AP story focusing on Aberdeen failed to tell the whole truth

It was a classic hatchet job, designed to portray this area in the worst possible light.

Several weeks ago, a number of newspapers around the country ran an Associated Press article that most published with the suggested headline: “Trump won places drowning in despair. Can he save them?”

The story focused on Aberdeen and, to a lesser extent, all of Grays Harbor County. It was a classic hatchet job, designed to portray this area in the worst possible light and to suggest that any place that voted for Donald Trump in the last presidential election must be hopeless and pathetic.

The story was packaged to newspapers with an AP-supplied photograph of a 20-something Aberdeen resident injecting himself with what was presumably heroin, under the “Kurt Cobain bridge” where Young Street crosses the muddy banks of the Wishkah.

I don’t believe the story was intended to explain to people from other parts of the country why this part of the country voted for Trump last November. I believe it was intended to portray us in a buffoonish, pathetic manner to make self-styled sophisticates feel morally superior.

Why do I think this? Because, several weeks before the story ran, I got a call from one of the Associated Press reporters working on it.

The phone conversation was short. The reporter — who sounded to be a young woman, possibly in her 20s or 30s — asked me a series of loaded questions about “what kind of people” would “look for salvation” in a man like Trump. I told her that I didn’t think anyone around here was looking for salvation from any politician. And that the people that I’d talked to weren’t buying anyone’s promises. They were sick and tired of empty rhetoric and were looking for someone who would shake up a cynical, failing political system in Washington, D.C.

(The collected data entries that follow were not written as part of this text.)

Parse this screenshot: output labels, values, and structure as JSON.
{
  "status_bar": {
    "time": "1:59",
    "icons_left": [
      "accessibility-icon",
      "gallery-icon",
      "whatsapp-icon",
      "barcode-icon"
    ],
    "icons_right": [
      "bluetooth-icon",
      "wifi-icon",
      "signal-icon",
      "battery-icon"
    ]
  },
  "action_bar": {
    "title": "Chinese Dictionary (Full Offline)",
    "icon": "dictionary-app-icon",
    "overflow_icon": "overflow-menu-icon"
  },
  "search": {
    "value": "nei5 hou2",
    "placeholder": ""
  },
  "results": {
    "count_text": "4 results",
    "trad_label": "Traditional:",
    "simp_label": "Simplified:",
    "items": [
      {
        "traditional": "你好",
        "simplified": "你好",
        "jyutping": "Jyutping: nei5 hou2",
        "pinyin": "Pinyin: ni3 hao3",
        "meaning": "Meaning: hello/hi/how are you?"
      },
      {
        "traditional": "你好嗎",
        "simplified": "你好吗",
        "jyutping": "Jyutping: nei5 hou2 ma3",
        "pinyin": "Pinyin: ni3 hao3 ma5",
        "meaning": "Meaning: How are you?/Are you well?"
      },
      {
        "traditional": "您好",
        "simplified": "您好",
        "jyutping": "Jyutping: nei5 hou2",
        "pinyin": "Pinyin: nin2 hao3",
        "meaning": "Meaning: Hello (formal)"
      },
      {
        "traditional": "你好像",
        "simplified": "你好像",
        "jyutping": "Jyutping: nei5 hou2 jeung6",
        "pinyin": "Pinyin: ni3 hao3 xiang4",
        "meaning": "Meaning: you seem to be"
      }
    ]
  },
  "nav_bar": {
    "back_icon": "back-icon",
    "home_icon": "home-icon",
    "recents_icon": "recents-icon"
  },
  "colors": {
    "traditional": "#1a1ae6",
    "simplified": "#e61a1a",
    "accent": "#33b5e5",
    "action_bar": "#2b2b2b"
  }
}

We’ve been wounded economically by bad public policy. The spotted owl, now the marbled murrelet, and fisheries management that’s incoherent and destructive. The Affordable Care Act hasn’t helped us much, since its main benefit is Medicaid expansion and we were already heavily dependent on that program. So, to local voters, Trump — vulgar as he may be — seemed like an agent of change to a broken status quo.

The reporter wasn’t interested in my analysis. Sounding a little impatient, she asked me whether I knew of anyone “on Obamacare” who’d voted for Trump. And whether they were “frustrated.” I said I knew of quite a few. She asked whether I could connect her with some of them. I said that I’d have to think about it, that Grays Harbor voters are proud people who wouldn’t want to be held up for ridicule.

She assured me she wasn’t going to hold anyone up to ridicule. She said she’d call me back in a day or two to follow up. I got the feeling that she wasn’t going to. And she didn’t.

I don’t believe she was interested in knowing what’s actually going on in this place, where the political landscape is changing. (That would have made a much more interesting story.) She wasn’t a journalist searching for the truth; she was more like a Hollywood casting agent looking for colorful characters she could add to a script that had already been written. And she eventually found what she was looking for.

I do believe the Associated Press held that young man, injecting himself, up to ridicule. I wish he hadn’t let the AP photographer take that picture. We hear a lot these days about how dangerous it is to “normalize” bad behavior. Well, what else is publishing a color photograph of a young person injecting illegal drugs — other than normalizing that hopeless, self-destructive behavior?

Anyone who lives in this place knows that it’s suffered. You know that we have problems delivering mental health services to damaged people. You know that cheap drugs like heroin and methamphetamines remain a problem.

But you also know that we’re beginning to see some signs of economic recovery here. Our unemployment rate — though still high, overall — is coming down gradually. We have some glimmers of small business development in downtown Aberdeen’s storefronts. And the Port is continuing to grow. At the state level, we’ve added more money to K-12 education in accordance with the McCleary decision — and funded that primarily through a property tax levy reform that will give local homeowners a tax break starting in 2019. And will make this area more competitive, in terms of attracting business and industry.

One commenter, responding to The Washington Post’s version of the Associated Press story, wrote: “This is a thoroughly distorted and contrived view of Aberdeen. Thousands of people who pass through each week on their way to Washington’s beaches know, as your reporter should have known, that while we are stressed, we’re hardly the backwater drug den she depicted. What editor let this lazy crap get into print?”

I agree!

Let the AP’s targeted readers have their sanctimony, their unearned airs of superiority. They’re not important. We know that Trump isn’t going to save us. He was never going to. Just like Obama or Bush or Clinton didn’t. No president can.

We’re going to save ourselves.

Rep. Jim Walsh, R-Aberdeen, represents the 19th District in the state House of Representatives.